The military campaign against the Islamic State has all but ended its control of territory in Syria and Iraq. Yet rather than disintegrate, ISIS will likely retreat into the dark Web and encrypted apps like Telegram, where its propaganda, brand and influence can remain potent. In fact, this may be part of a deliberate long-term strategy designed by the group’s leader, Abu Bakr al-Baghdadi, like reported by nypost.com.
In seeking to establish a digital rather than a physical caliphate, ISIS will increasingly resemble Revolution Muslim, a New York City-based radical Islamist network active in 2007-11 and connected to jihadist plotting on four continents.
One of us, under the Muslim kunya of Younus Abdullah Muhammad, was a founder and leader of Revolution Muslim before pleading guilty to charges of conspiracy, communicating threats and Internet stalking and serving 3 ½ years in a federal prison. The other was director of intelligence analysis for the NYPD at the time and played a central role in investigations that led to Younus Abdullah Muhammad’s (a k a Jesse Morton’s) arrest.
Revolution Muslim-related plots and arrests ranged from Jihad Jane, to the stabbing of a British lawmaker, to a plot to bomb the London Stock Exchange. In the United States, terrorist activities included the targeting of the Chabad-Lubavitch headquarters in Brooklyn, death threats against the creators of “South Park” and a subway bomb plot in New York City.
Having worked directly against each other, we know from opposite perspectives the danger, challenges and methods most effective in countering the threat posed by a virtual terrorist network.
As we write in an in-depth report to be released this week by the New America Foundation, Revolution Muslim pioneered an online propaganda effort, utilized the new medium of social media for radicalization and recruitment and established the template for English-language jihadi magazines (which ISIS still uses today).
Revolution Muslim also innovated “crowd-sourced” attacks, provided a platform for “virtual operational entrepreneurs” and was a radicalization hub for Americans who then sought to join overseas terror networks.
Thwarting Revolution Muslim required the use of NYPD undercover officers, informants, civilian intelligence analysts and online, digital undercover officers.
Eventually, after a series of operations, some in partnership with federal and international law-enforcement and intelligence agencies, the Revolution Muslim network was crushed, and Morton was arrested in Morocco in 2011.
Yet Revolution Muslim’s template lived on, as seen in the 2015 San Bernardino and 2017 Orlando attacks, and the more recent set of New York City terrorist attacks in Chelsea, the West Side Highway and a suicide bomber in a pedestrian tunnel to the Port Authority.
There will always be individuals in the West who are vulnerable to the siren song of jihadist groups that leverage the intersection of personal vulnerabilities, a binary vision of the West vs.
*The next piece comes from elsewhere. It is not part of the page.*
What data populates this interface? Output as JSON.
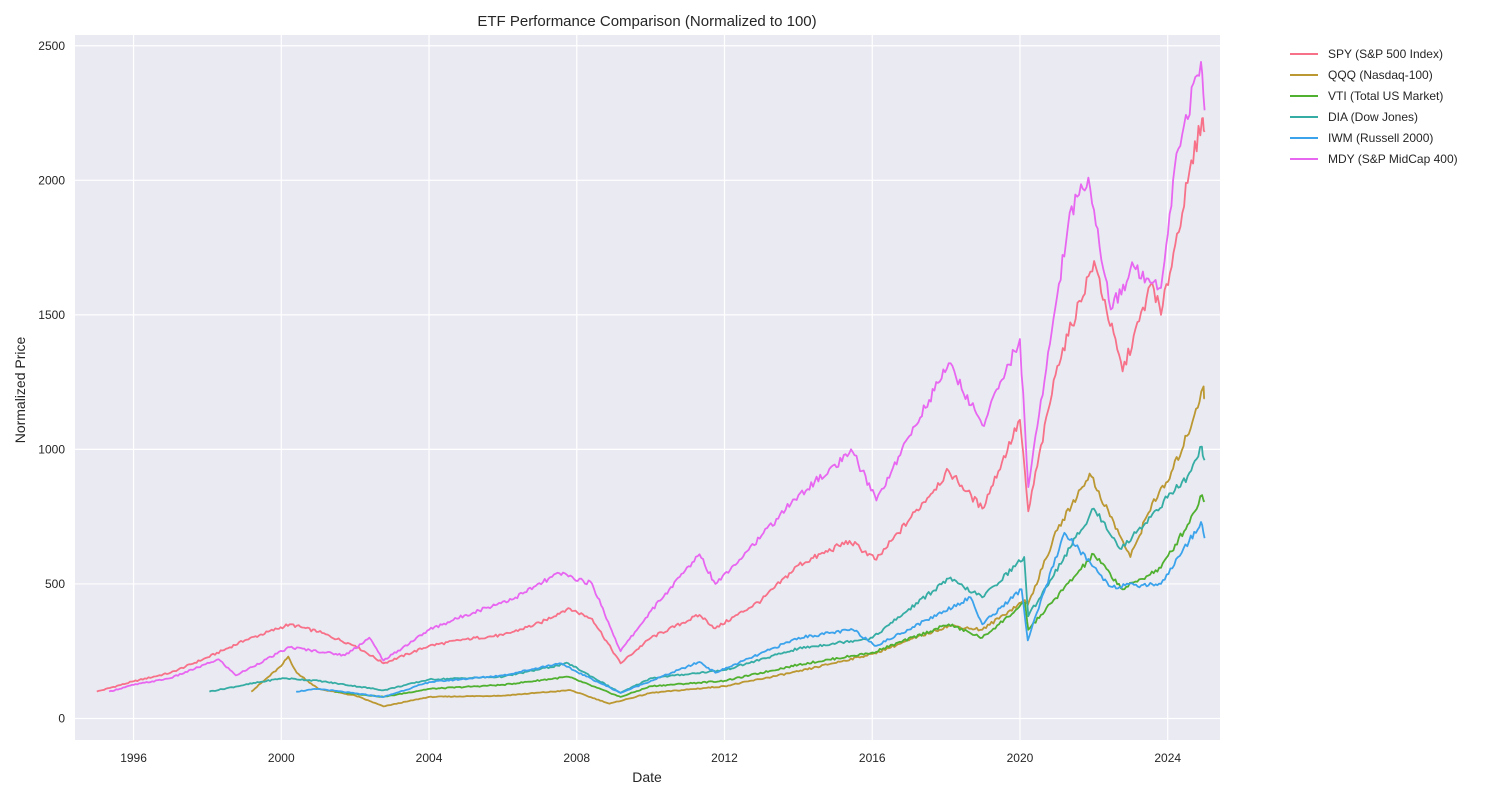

Islam and the heroic ideal of the “just and holy warrior.”
Social-media platforms enabled these groups to reach their target audience. Facebook, Google, Twitter and others must work more quickly to take down extremist content whose only purpose is to radicalize other users.
And US authorities not maximizing the use of former extremists besides the short-term role of extracting “intel” on former associates, despite the fact that “formers” with street cred have unique standing to dissuade aspiring jihadists from going down this dead-end road.
In a similar vein, transitioning former terrorists back into society is far from easy, but it’ll be increasingly important for us to get right. Close to 70 individuals incarcerated for cases related to homegrown terrorism will be released between 2018 and 2024 in the United States. Establishing some type of support system for “formers” is crucial to preventing recidivism.
Morton knows this firsthand. After cooperating with law enforcement, becoming de-radicalized and receiving a position as a resident terror expert at a respected university in August 2016, he relapsed into pre-radicalized drug use and criminality that December. He’s now in treatment and once again working to fight extremism and jihadi radicalization through a nonprofit he co-founded.
Finally, if Western law-enforcement and intelligence agencies are to effectively penetrate the network of a digital ISIS to detect and disrupt plots, they’ll need trained digital undercover officers who can navigate the dark Web and private communication channels of WhatsApp and Telegram.
This will require the sustained development and devotion of additional human resources by national and local law-enforcement and intelligence organizations, as well as networked coordination with overseas partners.